This site has, once again, changed on the backend without noticably changing to the outside world (modulo a few different links). It’s now built with Hugo, which is yet another static site generator.

Why change? I hardly ever updated the site anyway, and so it seems like it would hardly be worth the work of switching everything over and learning a new thing. A bunch of reasons, as it turns out:

  1. I enjoy learning new things, especially techy things, and more especially if they might come in handy in the future. (See: this site, which has been through four or five different backends.)
  2. Let’s be honest; I was procrastinating on a bunch of things. Obviously that’s the best time to rewrite the website.
  3. (Now, some actual reasons.) Because I don’t update the website that often, Jekyll was getting annoying. Because Jekyll is a Ruby application, it seemed like every time I needed it my Ruby environment was somehow out of whack, or GitHub pages now needed a gem which needed to install, which means that I need to rebuild Nokogiri and figure out why it wasn’t working…and on and on. I read about Hugo on this Hacker News thread a few weeks back and it said one of the main advantages was that Hugo was a binary (it’s written in Go): just download it and it works.
  4. Hugo has some nice features: it’s much faster than Jekyll, and it has live-reload built in (which I’ve never used before, but is much easier than command-tabbing over to Firefox and then hitting command-R to reload). It’s like magic!

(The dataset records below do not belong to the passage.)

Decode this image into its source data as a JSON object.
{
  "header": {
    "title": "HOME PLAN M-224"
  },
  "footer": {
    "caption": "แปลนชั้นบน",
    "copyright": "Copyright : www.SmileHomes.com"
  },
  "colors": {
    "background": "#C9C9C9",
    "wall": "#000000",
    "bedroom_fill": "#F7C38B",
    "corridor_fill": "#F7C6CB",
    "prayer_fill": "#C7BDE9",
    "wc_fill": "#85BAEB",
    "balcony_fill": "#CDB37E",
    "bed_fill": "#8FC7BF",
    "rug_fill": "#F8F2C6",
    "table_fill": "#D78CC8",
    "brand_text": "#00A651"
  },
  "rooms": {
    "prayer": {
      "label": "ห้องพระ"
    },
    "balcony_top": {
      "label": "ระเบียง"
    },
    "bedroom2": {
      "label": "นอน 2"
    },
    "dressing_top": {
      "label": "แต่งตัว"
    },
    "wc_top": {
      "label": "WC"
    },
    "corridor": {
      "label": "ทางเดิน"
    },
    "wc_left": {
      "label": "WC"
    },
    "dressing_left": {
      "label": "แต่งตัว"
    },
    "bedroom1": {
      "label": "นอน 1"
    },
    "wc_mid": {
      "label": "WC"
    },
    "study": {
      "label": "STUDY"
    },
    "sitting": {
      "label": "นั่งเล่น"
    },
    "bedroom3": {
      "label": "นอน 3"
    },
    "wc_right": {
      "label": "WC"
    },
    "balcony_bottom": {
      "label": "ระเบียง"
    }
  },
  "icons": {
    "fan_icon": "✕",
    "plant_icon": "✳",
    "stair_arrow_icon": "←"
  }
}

So after a bit of frustration having to do with the uglyurls setting, it’s up and running. (I was trying to keep all of the URLs the same, but ultimately I decided it was easier to use the defaults and set up a bunch of aliases, since I didn’t have that many pages anyway.) Switching to Hugo also gave me an opportunity to try out GitLab, which I’d been meaning to do for a while. GitLab Pages (who hosts this site now) has support for Hugo out of the box, and running a Hugo site on GitHub pages takes some hassle, it seemed.

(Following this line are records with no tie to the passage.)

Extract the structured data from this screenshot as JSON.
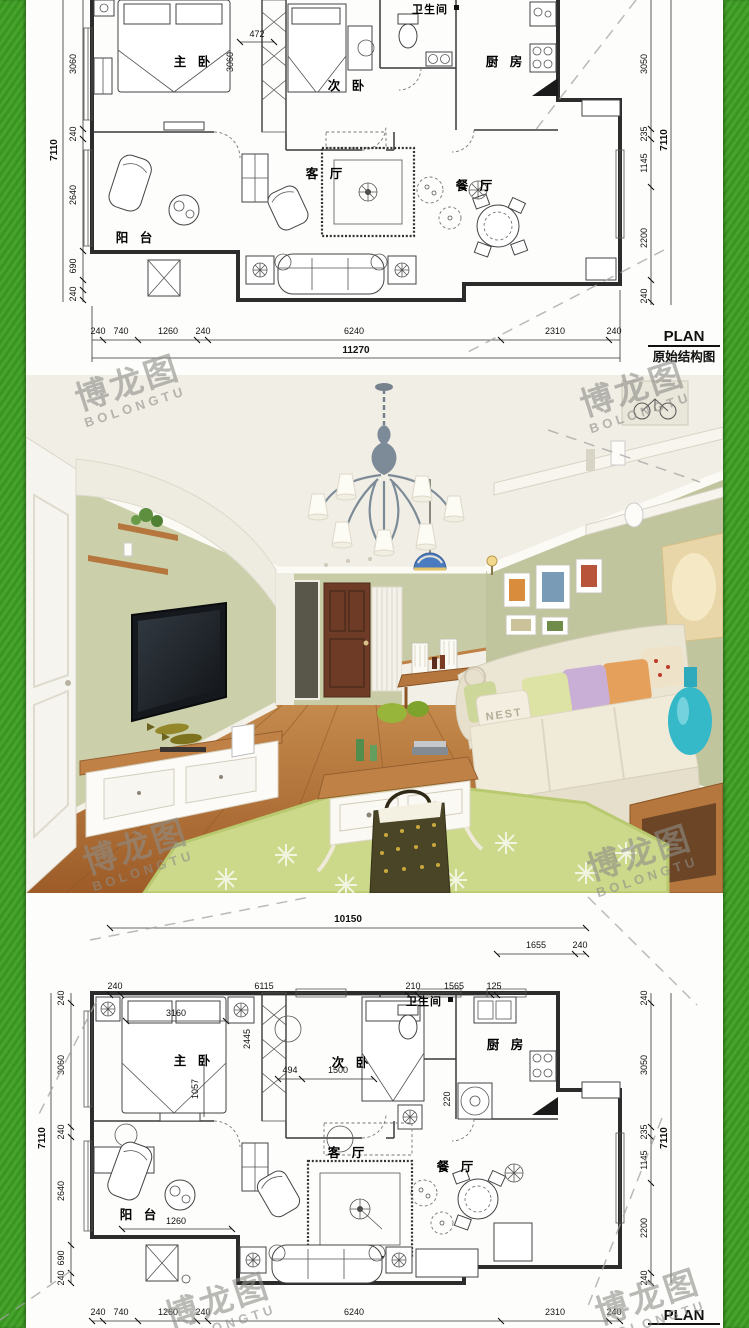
{
  "watermark": {
    "cn": "博龙图",
    "en": "BOLONGTU"
  },
  "photo": {
    "pillow_text": "NEST"
  },
  "plan_top": {
    "label_plan": "PLAN",
    "label_title": "原始结构图",
    "rooms": {
      "master": "主 卧",
      "second": "次 卧",
      "bath": "卫生间",
      "kitchen": "厨 房",
      "living": "客 厅",
      "dining": "餐 厅",
      "balcony": "阳 台"
    },
    "dims": {
      "left": [
        "3060",
        "240",
        "2640",
        "690",
        "240"
      ],
      "left_total": "7110",
      "right": [
        "3050",
        "235",
        "1145",
        "2200",
        "240"
      ],
      "right_total": "7110",
      "bottom": [
        "240",
        "740",
        "1260",
        "240",
        "6240",
        "2310",
        "240"
      ],
      "bottom_total": "11270",
      "internal": [
        "472",
        "3060"
      ]
    }
  },
  "plan_bottom": {
    "label_plan": "PLAN",
    "label_title": "平面布置图",
    "rooms": {
      "master": "主 卧",
      "second": "次 卧",
      "bath": "卫生间",
      "kitchen": "厨 房",
      "living": "客 厅",
      "dining": "餐 厅",
      "balcony": "阳 台"
    },
    "dims": {
      "top_total": "10150",
      "top_right": [
        "1655",
        "240"
      ],
      "top": [
        "240",
        "6115",
        "210",
        "1565",
        "125"
      ],
      "left": [
        "240",
        "3060",
        "240",
        "2640",
        "690",
        "240"
      ],
      "left_total": "7110",
      "right": [
        "240",
        "3050",
        "235",
        "1145",
        "2200",
        "240"
      ],
      "right_total": "7110",
      "bottom": [
        "240",
        "740",
        "1260",
        "240",
        "6240",
        "2310",
        "240"
      ],
      "internal": [
        "3160",
        "2445",
        "1057",
        "494",
        "1500",
        "220",
        "1260"
      ]
    }
  }
}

GitLab Pages also lets you set up SSL for your domain, which, thanks to Let’s Encrypt, is free and relatively easy! So now my site has a fancy little green lock in the URL bar.

So that’s the new site, for now. And though I say this every time I update the site, I would like to start writing more here. I’ve made that slightly easier on myself this time around by removing all links to this blog from the main site. That way, if it turns out I don’t write here, I won’t feel so guilty. If I do, so much the better!